A Newcastle poisons expert has joined calls for restrictions to paracetamol.
The common pain medication is the number one pharmaceutical that Australian poisons centres receive calls about.
"This is because it is the most available medication - it is in everyone's cupboard and easy to buy large amounts of," said Professor Geoff Isbister, of the University of Newcastle's Clinical Toxicology Research Group.
Professor Isbister, whose research is based at the Calvary Mater hospital at Waratah, contributed to a Medical Journal of Australia article about paracetamol poisoning-related hospital admissions and deaths in Australia from 2004 to 2017.
The article called for measures that restrict the availability of paracetamol, such as reducing non-prescription pack sizes, to stem the increasing number of paracetamol overdoses.
Professor Isbister said the idea made sense.
"Similar things were done in the UK about a decade or more ago, and this did have an effect on deaths and overdoses," he said.
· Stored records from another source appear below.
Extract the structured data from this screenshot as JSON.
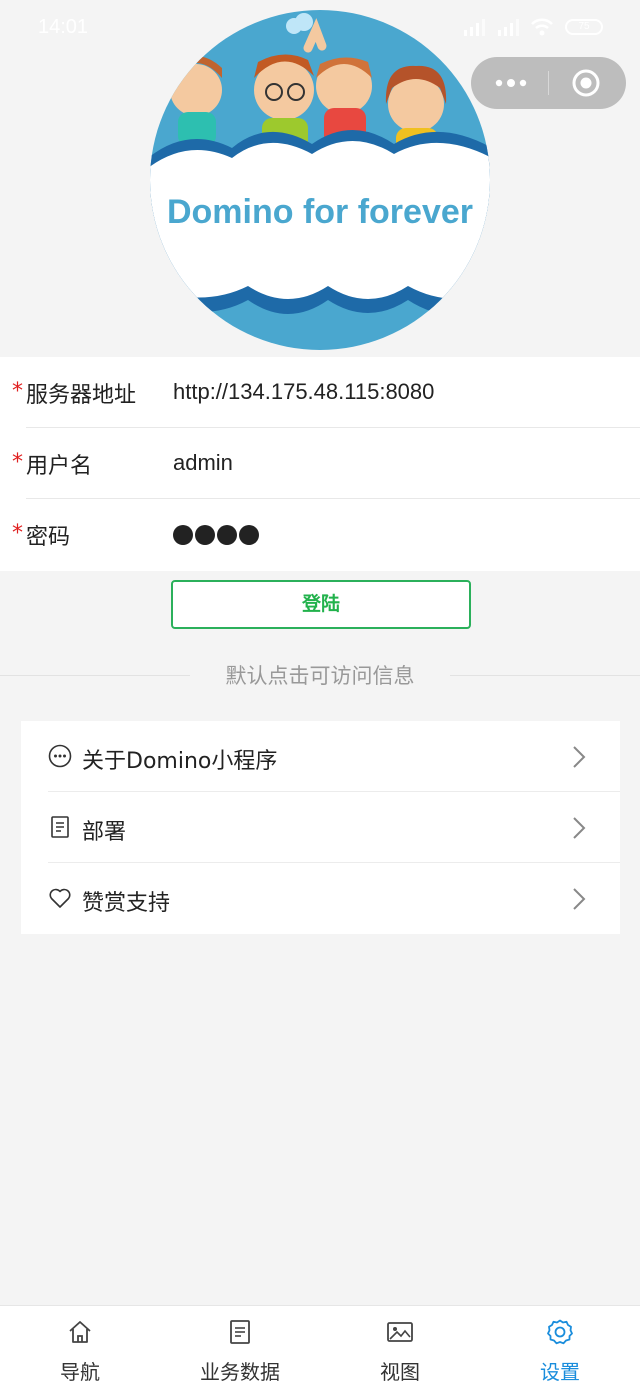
{
  "status_bar": {
    "time": "14:01",
    "battery": "75"
  },
  "logo": {
    "text": "Domino for forever"
  },
  "form": {
    "server": {
      "label": "服务器地址",
      "value": "http://134.175.48.115:8080"
    },
    "username": {
      "label": "用户名",
      "value": "admin"
    },
    "password": {
      "label": "密码"
    },
    "required_mark": "*"
  },
  "login_button": "登陆",
  "hint": "默认点击可访问信息",
  "menu": [
    {
      "label": "关于Domino小程序",
      "icon": "more-circle-icon"
    },
    {
      "label": "部署",
      "icon": "document-icon"
    },
    {
      "label": "赞赏支持",
      "icon": "heart-icon"
    }
  ],
  "tabbar": [
    {
      "label": "导航",
      "icon": "home-icon"
    },
    {
      "label": "业务数据",
      "icon": "document-icon"
    },
    {
      "label": "视图",
      "icon": "image-icon"
    },
    {
      "label": "设置",
      "icon": "settings-gear-icon",
      "active": true
    }
  ],
  "colors": {
    "accent": "#1a8ddc",
    "login_green": "#22b24c",
    "required_red": "#e02020"
  }
}
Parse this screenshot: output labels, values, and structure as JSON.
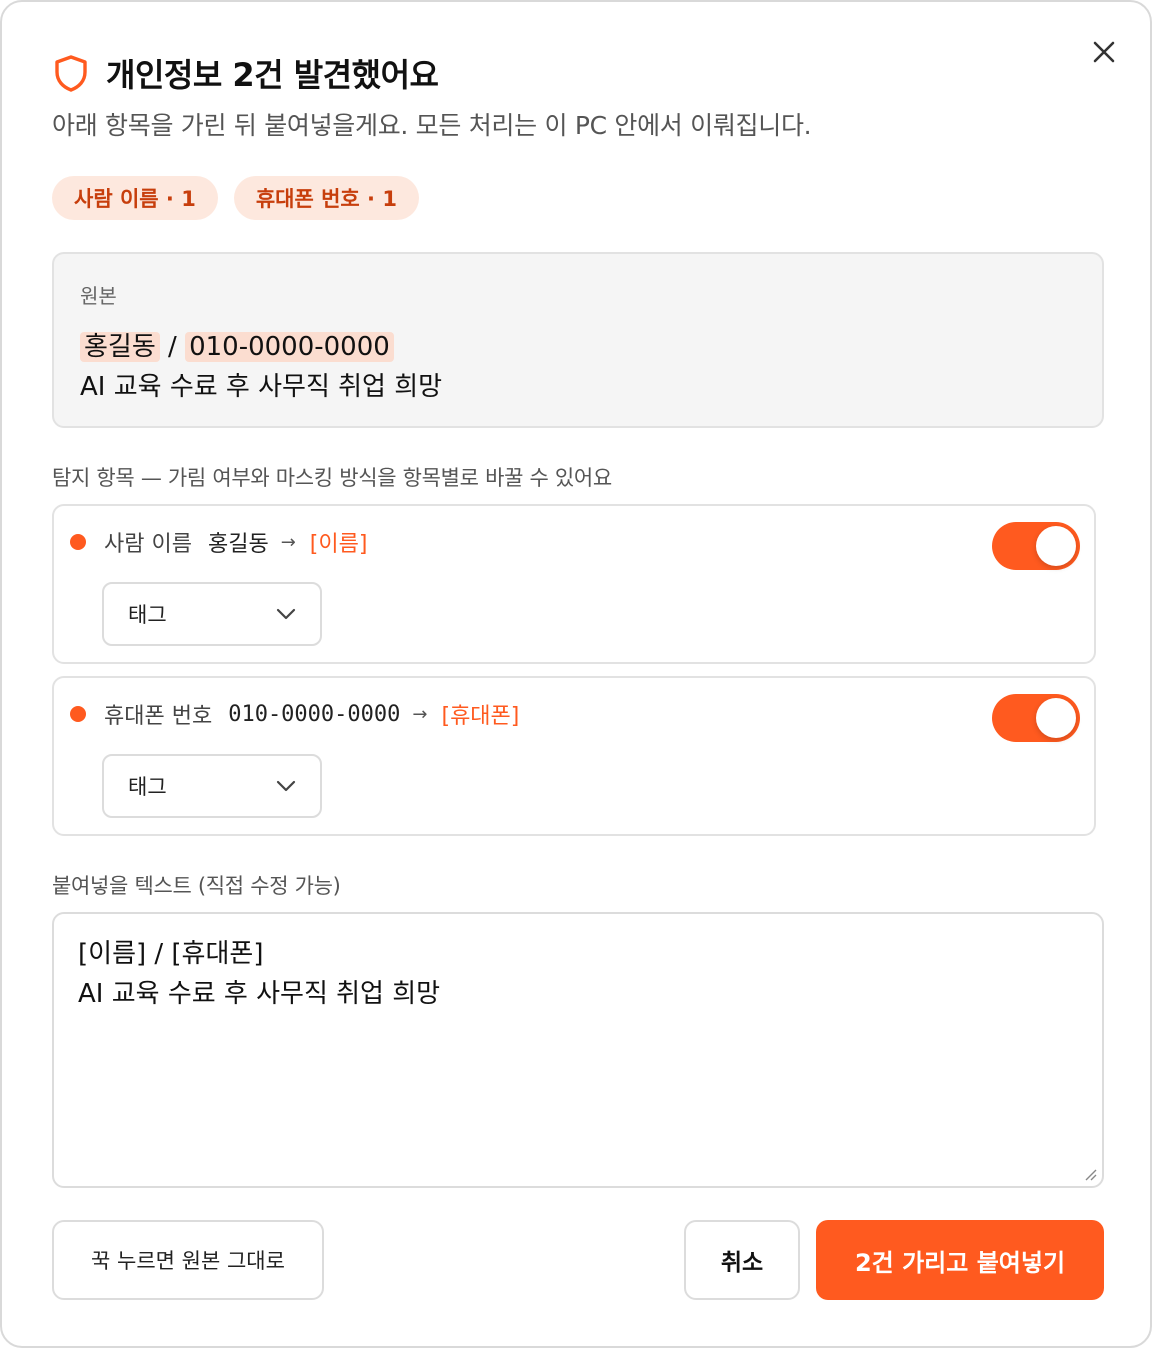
{
  "dialog": {
    "title": "개인정보 2건 발견했어요",
    "subtitle": "아래 항목을 가린 뒤 붙여넣을게요. 모든 처리는 이 PC 안에서 이뤄집니다.",
    "close_icon": "close-icon",
    "shield_icon": "shield-icon",
    "accent_color": "#ff5a1f"
  },
  "chips": [
    {
      "label": "사람 이름 · 1"
    },
    {
      "label": "휴대폰 번호 · 1"
    }
  ],
  "original": {
    "label": "원본",
    "name": "홍길동",
    "separator": " / ",
    "phone": "010-0000-0000",
    "line2": "AI 교육 수료 후 사무직 취업 희망"
  },
  "detected": {
    "label": "탐지 항목 — 가림 여부와 마스킹 방식을 항목별로 바꿀 수 있어요",
    "items": [
      {
        "type": "사람 이름",
        "value": "홍길동",
        "arrow": "→",
        "replacement": "[이름]",
        "enabled": true,
        "mode": "태그"
      },
      {
        "type": "휴대폰 번호",
        "value": "010-0000-0000",
        "arrow": "→",
        "replacement": "[휴대폰]",
        "enabled": true,
        "mode": "태그"
      }
    ]
  },
  "paste": {
    "label": "붙여넣을 텍스트 (직접 수정 가능)",
    "value": "[이름] / [휴대폰]\nAI 교육 수료 후 사무직 취업 희망"
  },
  "buttons": {
    "hold_label": "꾹 누르면 원본 그대로",
    "cancel_label": "취소",
    "primary_label": "2건 가리고 붙여넣기"
  }
}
The medical journal article said paracetamol was "the most frequent cause of acute liver failure in the Western world".
It added there were 95,668 hospital admissions for paracetamol poisoning in Australia over nine years.
The Mater handles most of the adult admissions for poisonings in the Newcastle region.
"We see about 900 poisonings per year," he said.
About 20 to 25 per cent of these were estimated to involve paracetamol.
Paracetamol pack sizes have been restricted in the UK since 1998 to eight grams for non-pharmacy sales and 16 grams for pharmacy sales (down from 50 grams).
In 2009, the availability of non-prescription paracetamol was restricted in Germany to a maximum 10 grams and it can be purchased only in pharmacies. Most western European countries have similar restrictions, the journal article said.
That aside, Professor Isbister said paracetamol posed "very little risk as long as it is used correctly".
"It is a good pain medication but must be used as per instructions on the packet or from your doctor."